Alex’s nursery turned out to be the fruit equivalent of Willie Wonka’s Chocolate Factory: strange flowers that were sweeter than honey, mutated blueberries that aren’t supposed to grow in our climate, intense bananas the size of my little finger. From Alex’s kitchen we tasted dried jujube chips and sipped homemade carob liqueur, a dark brown elixir with notes of mocha and vanilla oak.

While I was sipping on the carob liqueur I noticed that Nat and Alex were in an intense debate. They were talking about optimal soil acidity and water mineral content required to grow Miracle Fruit. Nat said to Alex in a somewhat hushed tone, “I heard you are one of the few people in the country who has succeeded in growing Miracle Fruit.” Alex just gave a wise nod.

I got up the nerve to ask: “What is Miracle Fruit?”

Alex’s dad disappeared for a few minutes and came back with a small red berry and a slice of lemon. Alex’s dad told me take a test of the lemon. It tasted like a lemon. Not so impressive so far.

“Now slowly suck the fruit off of this little red berry, make sure you mash it up against your tongue really well.” The berry had a slightly sweet and pleasant flavor. “Now take a test of the lemon.” The lemon now tasted like the sweetest orange! I eagerly devoured the entire lemon – it was like candy. This fruit really was a miracle! It made sour things gloriously sweet with no additional calories.

“How long does this miracle fruit effect one’s sense of taste,” I asked, assuming that it might work for 30 seconds on a good day.

“Somewhere between four and eight hours,” Alex said.

Nat explained to me that Miracle Fruit would turn red wine into the finest port. It would transform unsweetened lemon meringue pie. In fact it would make almost anything you eat taste a lot better.

Nat explained that many companies have attempted to commercialize Miracle Fruit but evil forces in the sugar industry have stopped it. There was even a popsicle with a coating of miracle fruit juice (to coat the tongue with the active ingredient, “miraculin”) and a soft drink can with a separate miracle fruit juice chamber. The fruit is apparently native to Cameroon, where the local soup is sour unless you coat your tongue with miracle fruit juice first.

The catch is that Miracle Fruit is extremely difficult to grow (unless you are Alex) and also very difficult to buy in this country. (There is apparently an African man in New Jersey who sells the stuff for research purposes, though.) But if you get the chance to try it, I highly recommend it. It will transform your views on the nature of taste and make you perhaps more conscious that you are a computer whose program can be rewritten by pressing the appropriate buttons. If a true miracle makes us question what is real and what is not real, Miracle Fruit is appropriately named.

Sunday, June 11, 2006

The Hero Burger of Blogs

It is with great reluctance that I am writing a blog.

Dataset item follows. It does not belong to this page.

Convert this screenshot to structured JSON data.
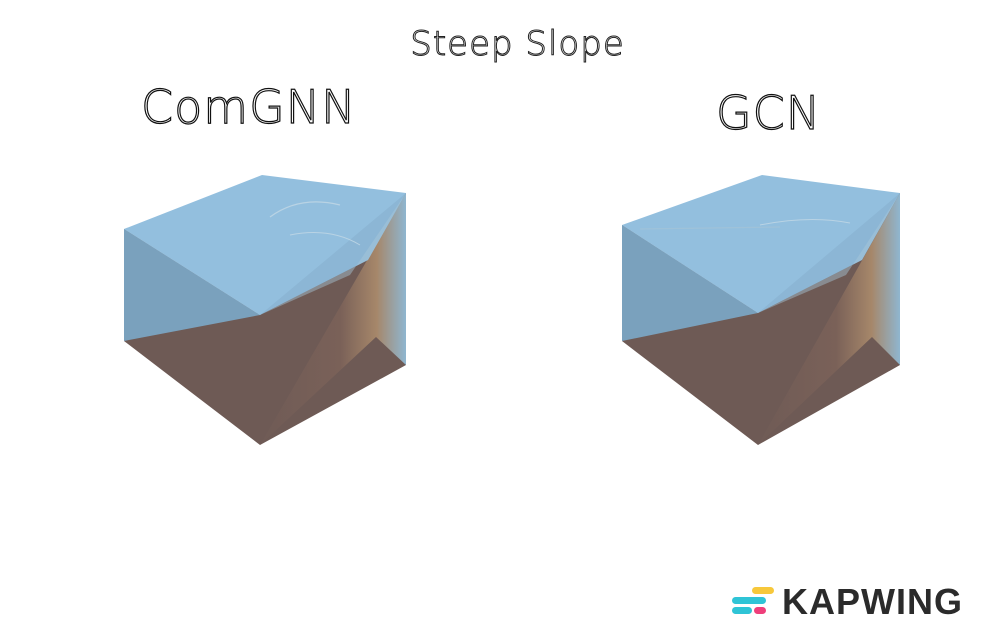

I was inspired by a hamburger--a very bad hamburger. There is a place in Toronto called Hero Burgers that I made the mistake of eating at yesterday. You can look at their web site at www.heroburgers.com. Their ad promises that "using nothing but 100% Angus Beef for our hamburgers and adding no additives or preservatives we make the freshest and juiciest hamburgers possible." Furthermore, "we strive to make every visit special so that every time you have one of our fresh sandwiches you will understand why we say that every Hero makes a difference."

A difference indeed. The Hero Burger's meat tastes like a they put a cow foot in a blender and added salt. The luke-warm "fresh cut french fries" cooked in "100% canloa oil" had a distinctly rancid flavor that, apparently, American (and presumably Canadian) consumers have grown to expect. There is not just one Hero Burger; Hero Burger has expanded to ten locations in places as far away as Aurora. The company has grand growth plans; can a public offering be far away?

I had to ask myself: Why does the Hero Burger need to exist? Does the world need yet another disgusting fast food chain when there is already a McDonald's on every other block? The world needs another fast food chain about as much as it needs another blog.

A blog, a blog. A good idea. Welcome to Milequetoast. The Hero Burger of Blogs.